Why Use HNSW Instead of IVF?
🔹 Faster Than IVF → HNSW achieves sub-millisecond query times, even on millions of vectors.
🔹 More Accurate → Unlike IVF, which sacrifices accuracy for speed, HNSW maintains high recall while being extremely efficient.
🔹 Self-Optimizing Graph → HNSW automatically builds a graph structure that efficiently organizes data for retrieval.
🔹 No Need to Tune lists
→ IVF requires careful tuning of clusters (lists
) for performance, but HNSW adapts dynamically.
Feature | IVF (ivfflat ) |
HNSW (hnsw ) |
---|---|---|
Search Speed | ⚡ Fast | 🚀 Very Fast |
Query Accuracy | ⚠️ Approximate | ✅ Higher Accuracy |
Index Size | ✅ Small | ❌ Larger (but worth it) |
Best for | Millions of vectors | Large-scale, low-latency search |
How to Create an HNSW Index in pgvector
You can create an HNSW index using the following SQL command:
-- Create an HNSW index on the embedding column
CREATE INDEX ON bible_embeddings
USING hnsw (embedding vector_l2_ops);
Explanation of Parameters
hnsw
→ Tells PostgreSQL to use the HNSW algorithm instead of IVF.vector_l2_ops
→ Specifies that L2 (Euclidean distance) should be used for similarity search.
Optional HNSW Parameters for Tuning
HNSW allows customization for better performance:
-- Tune HNSW index parameters
CREATE INDEX ON bible_embeddings
USING hnsw (embedding vector_l2_ops)
WITH (m = 16, ef_construction = 64);
m
→ Controls how many links each node has (higherm
= better accuracy but slower indexing).ef_construction
→ Number of neighbors considered when building the index (higher = better accuracy but longer index time).
For query-time tuning, you can adjust ef_search
dynamically:
SET hnsw.ef_search = 50; -- Higher value improves recall but increases latency
When to Use HNSW vs. IVF?
Use Case | Recommended Index |
---|---|
You have a very large dataset (~millions of vectors) | ✅ HNSW (faster & more accurate) |
You need the absolute fastest query times | ✅ HNSW |
Memory efficiency is important | ⚠️ IVF (HNSW uses more RAM) |
You need fine-tuned speed vs. accuracy trade-offs | ✅ HNSW (with ef_search ) |
💡 Key Takeaway: If your dataset is large and requires high-speed, high-accuracy vector search, HNSW is the best option in pgvector.
Which Index Should You Choose?
- If you need maximum speed & accuracy → Use HNSW.
- If you need lower memory usage & tunable performance → Use IVF.
- If you have a small dataset (~100K vectors) → Brute-force search (no index) is fine.
Code examples
You can find the code examples for this post and more here
Conclusion
Pgvector turns PostgreSQL into a powerful vector database, enabling semantic search, AI applications, and similarity-based retrieval.

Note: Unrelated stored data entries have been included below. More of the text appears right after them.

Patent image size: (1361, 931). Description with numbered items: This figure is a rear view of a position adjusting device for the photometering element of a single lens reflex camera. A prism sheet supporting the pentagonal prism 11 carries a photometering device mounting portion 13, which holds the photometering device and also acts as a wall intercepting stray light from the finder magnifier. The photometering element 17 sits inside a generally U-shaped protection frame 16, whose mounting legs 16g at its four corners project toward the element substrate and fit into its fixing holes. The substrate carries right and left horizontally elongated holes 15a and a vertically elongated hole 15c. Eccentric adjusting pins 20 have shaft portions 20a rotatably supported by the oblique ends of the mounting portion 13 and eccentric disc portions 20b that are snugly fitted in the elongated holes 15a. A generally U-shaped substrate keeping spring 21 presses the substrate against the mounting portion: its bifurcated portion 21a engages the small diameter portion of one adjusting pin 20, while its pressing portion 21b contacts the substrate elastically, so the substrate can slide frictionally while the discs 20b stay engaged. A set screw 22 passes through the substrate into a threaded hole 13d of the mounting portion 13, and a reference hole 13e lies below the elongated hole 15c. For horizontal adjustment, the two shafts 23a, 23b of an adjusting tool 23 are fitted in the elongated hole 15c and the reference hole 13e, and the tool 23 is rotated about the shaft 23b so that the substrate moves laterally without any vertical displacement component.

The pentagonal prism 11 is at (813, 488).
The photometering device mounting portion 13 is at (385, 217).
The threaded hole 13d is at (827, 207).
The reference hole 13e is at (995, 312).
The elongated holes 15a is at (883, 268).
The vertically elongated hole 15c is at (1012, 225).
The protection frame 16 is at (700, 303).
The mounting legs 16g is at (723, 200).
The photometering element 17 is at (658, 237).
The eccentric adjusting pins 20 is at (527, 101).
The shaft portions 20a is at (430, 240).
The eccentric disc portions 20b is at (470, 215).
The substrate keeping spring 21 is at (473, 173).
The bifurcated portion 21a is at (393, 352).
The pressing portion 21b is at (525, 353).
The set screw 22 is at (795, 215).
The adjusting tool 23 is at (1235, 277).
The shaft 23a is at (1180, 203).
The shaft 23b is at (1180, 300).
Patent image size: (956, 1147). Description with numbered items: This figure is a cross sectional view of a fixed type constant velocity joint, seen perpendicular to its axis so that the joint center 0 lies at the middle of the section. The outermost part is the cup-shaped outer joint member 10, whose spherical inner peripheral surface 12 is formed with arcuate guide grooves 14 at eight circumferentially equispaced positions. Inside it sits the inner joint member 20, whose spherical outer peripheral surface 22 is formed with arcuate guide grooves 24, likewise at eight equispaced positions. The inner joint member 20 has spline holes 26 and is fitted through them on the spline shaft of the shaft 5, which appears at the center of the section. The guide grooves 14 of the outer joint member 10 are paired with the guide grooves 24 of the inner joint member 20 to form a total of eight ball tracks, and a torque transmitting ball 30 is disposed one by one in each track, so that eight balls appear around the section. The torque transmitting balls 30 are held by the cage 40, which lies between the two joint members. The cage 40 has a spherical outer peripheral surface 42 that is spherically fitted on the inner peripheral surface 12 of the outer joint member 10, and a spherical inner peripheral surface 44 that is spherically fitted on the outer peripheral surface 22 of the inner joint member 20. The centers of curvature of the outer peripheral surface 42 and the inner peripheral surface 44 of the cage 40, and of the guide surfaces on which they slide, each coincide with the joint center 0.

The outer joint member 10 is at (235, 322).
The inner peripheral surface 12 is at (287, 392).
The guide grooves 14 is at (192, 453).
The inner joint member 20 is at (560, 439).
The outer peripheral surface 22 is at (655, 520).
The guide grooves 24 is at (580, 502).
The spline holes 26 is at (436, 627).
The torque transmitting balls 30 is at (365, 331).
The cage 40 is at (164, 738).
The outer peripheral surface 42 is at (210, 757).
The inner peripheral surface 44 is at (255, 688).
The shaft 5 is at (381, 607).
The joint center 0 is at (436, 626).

In this guide, we covered:
- Installing PostgreSQL and pgvector
- Creating a vector database and storing embeddings
- Running vector similarity searches with Cosine Similarity & Euclidean Distance
- Using IVF and HNSW indexes to speed up queries on large datasets
Why I Like pgvector I prefer the pgvector solution because it means you can put all of your data in one place the database, keeping everything inside PostgreSQL simplifies management and deployment.